Em algum lugar nas profundezas de sua alma, Grizzly sentia satisfação com a ideia de que Paul não faria mais comentários sofisticados na emissora; sua voz, cheia de um orgulho de urso, fazia-se mais baixa, mais glacial. Paul, ao contrário, falava mais alto e as ideias que lhe passavam pela cabeça eram cada vez mais arrebatadas e provocadoras.
— A grande cultura, diz ele, é filha dessa perversão europeia que chamamos de História; quero dizer que esta mania de estar sempre na frente, de considerar as gerações seguintes como uma corrida de revezamento onde cada um chega antes de seu antecessor para ser ultrapassado por seu sucessor. Sem essa corrida de revezamento, que chamamos de História, não haveria a arte europeia, nem o que a caracteriza: o desejo de originalidade, o desejo de mudança. Robespierre, Napoleão, Beethoven, Stalin, Picasso também são corredores de revezamento, todos correm no mesmo estádio.

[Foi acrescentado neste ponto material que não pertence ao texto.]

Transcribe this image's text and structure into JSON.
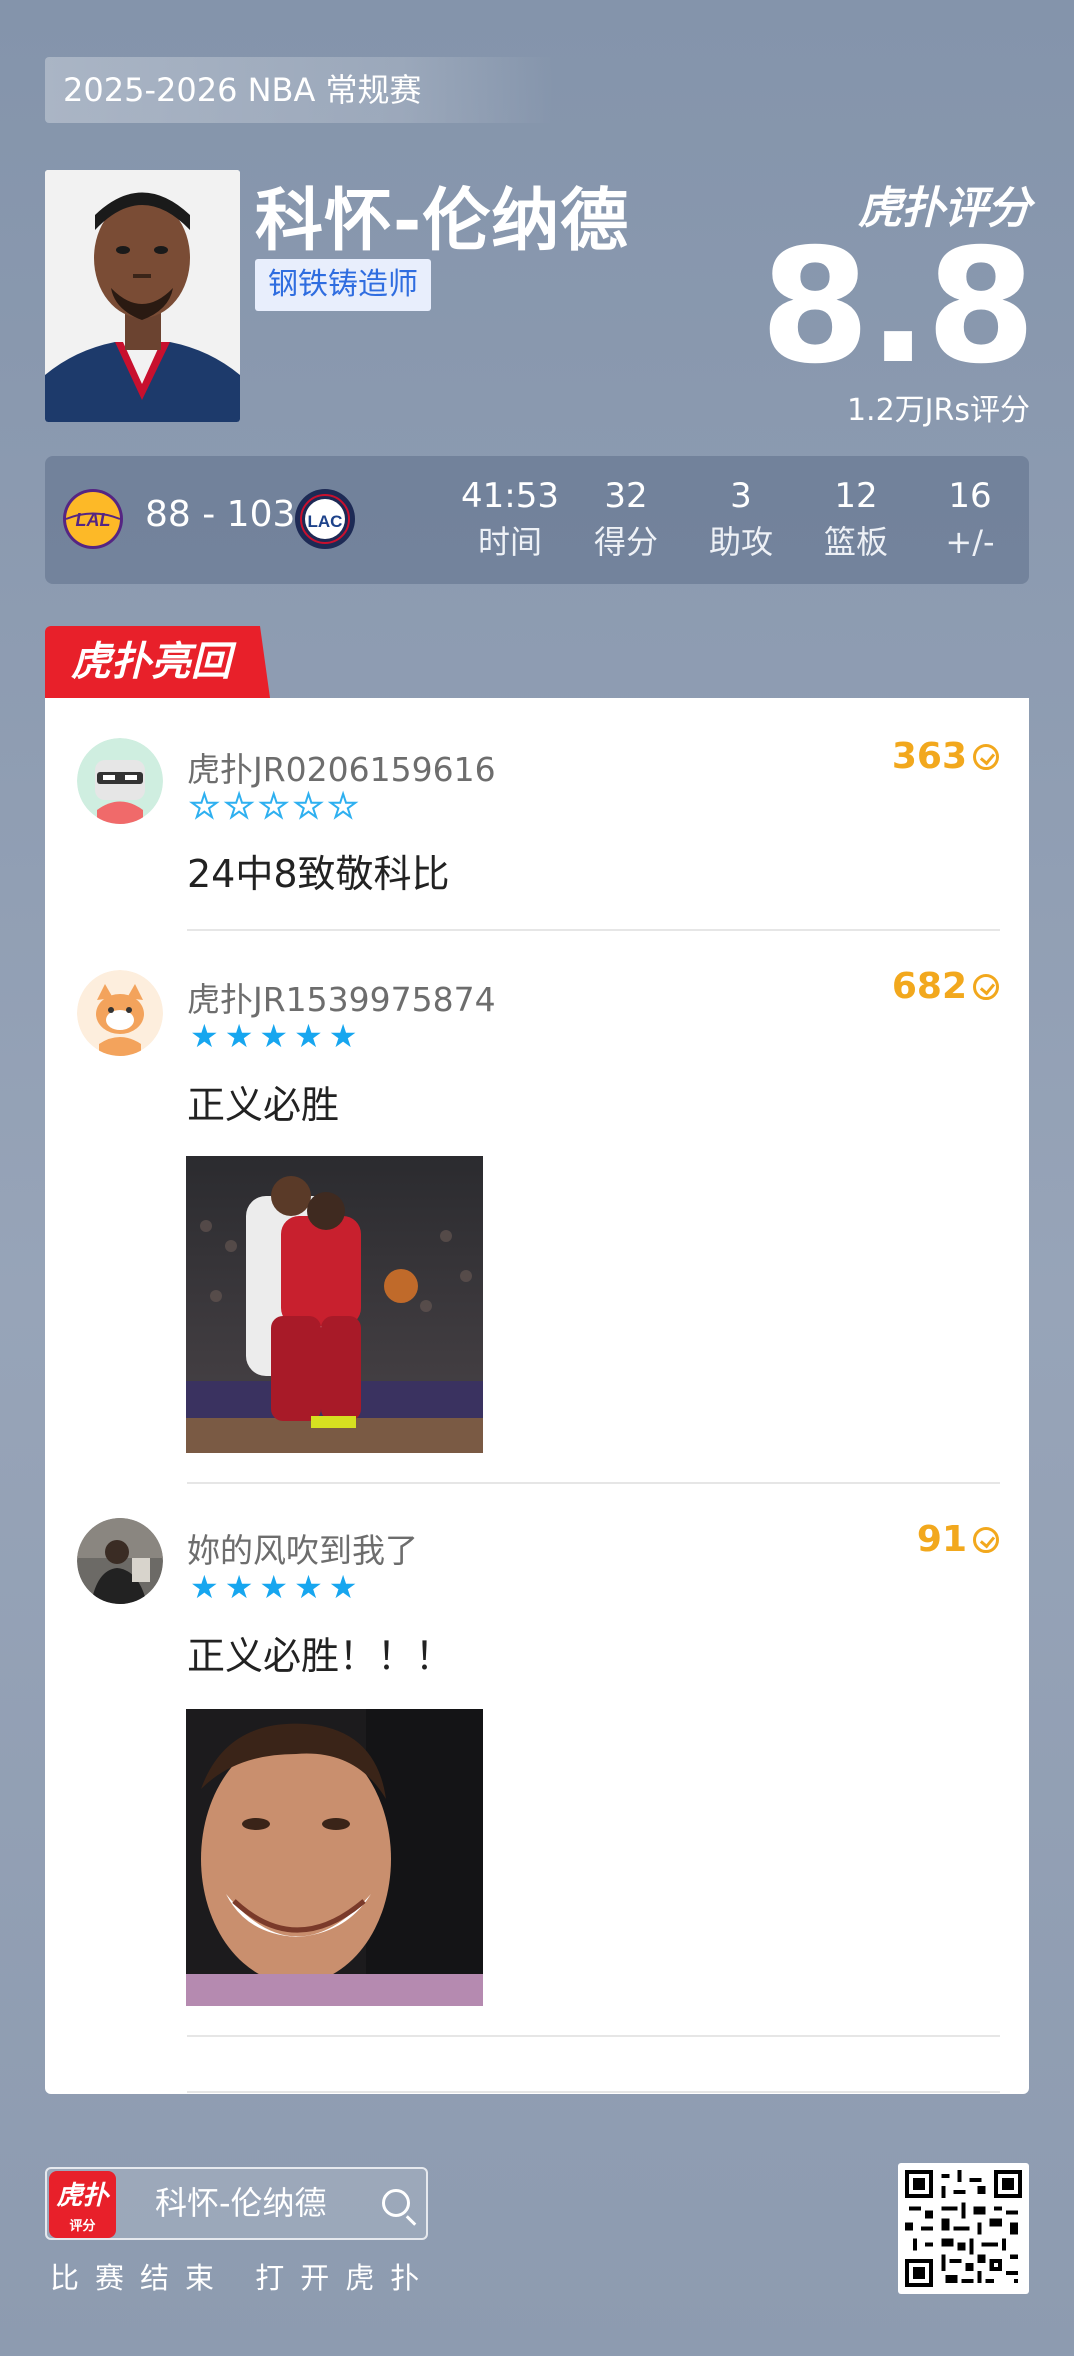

— Você acha mesmo que se pode comparar Beethoven a Stalin? — perguntou Grizzly com carregada ironia.
— Evidentemente, mesmo se isso lhe choca. A guerra e a cultura são os dois pólos da Europa, seu céu e seu inferno, sua glória e sua vergonha, mas não podem ser desassociadas. Quando uma acabar, a outra também acabará, desaparecerão juntas. O fato de não haver mais guerra na Europa há cinquenta anos está misteriosamente ligado ao fato de que há cinquenta anos não conhecemos nenhum Picasso.
creds— Vou lhe dizer uma coisa, Paul, disse Grizzly com inquietante lentidão, e podia-se dizer que ia levantar sua pesada pata para aplicar um golpe: se a grande cultura está perdida, você também está, e essas suas ideias paradoxais junto com você, porque o paradoxo como tal tem como base a grande cultura e não as gritarias infantis. Você me faz pensar nesses jovens que antigamente aderiam aos movimentos nazistas ou comunistas, não com a intenção de praticar o mal nem por arrivismo, mas por excesso de inteligência. Nada na realidade exige mais esforço do pensamento do que a argumentação necessária para justificar o não-pensamento. Pude constatar isso pessoalmente, depois da guerra, quando os intelectuais e artistas entraram como bezerros para o partido comunista, que depois, com o maior prazer, liquidou-os sistematicamente. Você faz exatamente a mesma coisa. Você é o brilhante aliado de seus próprios coveiros.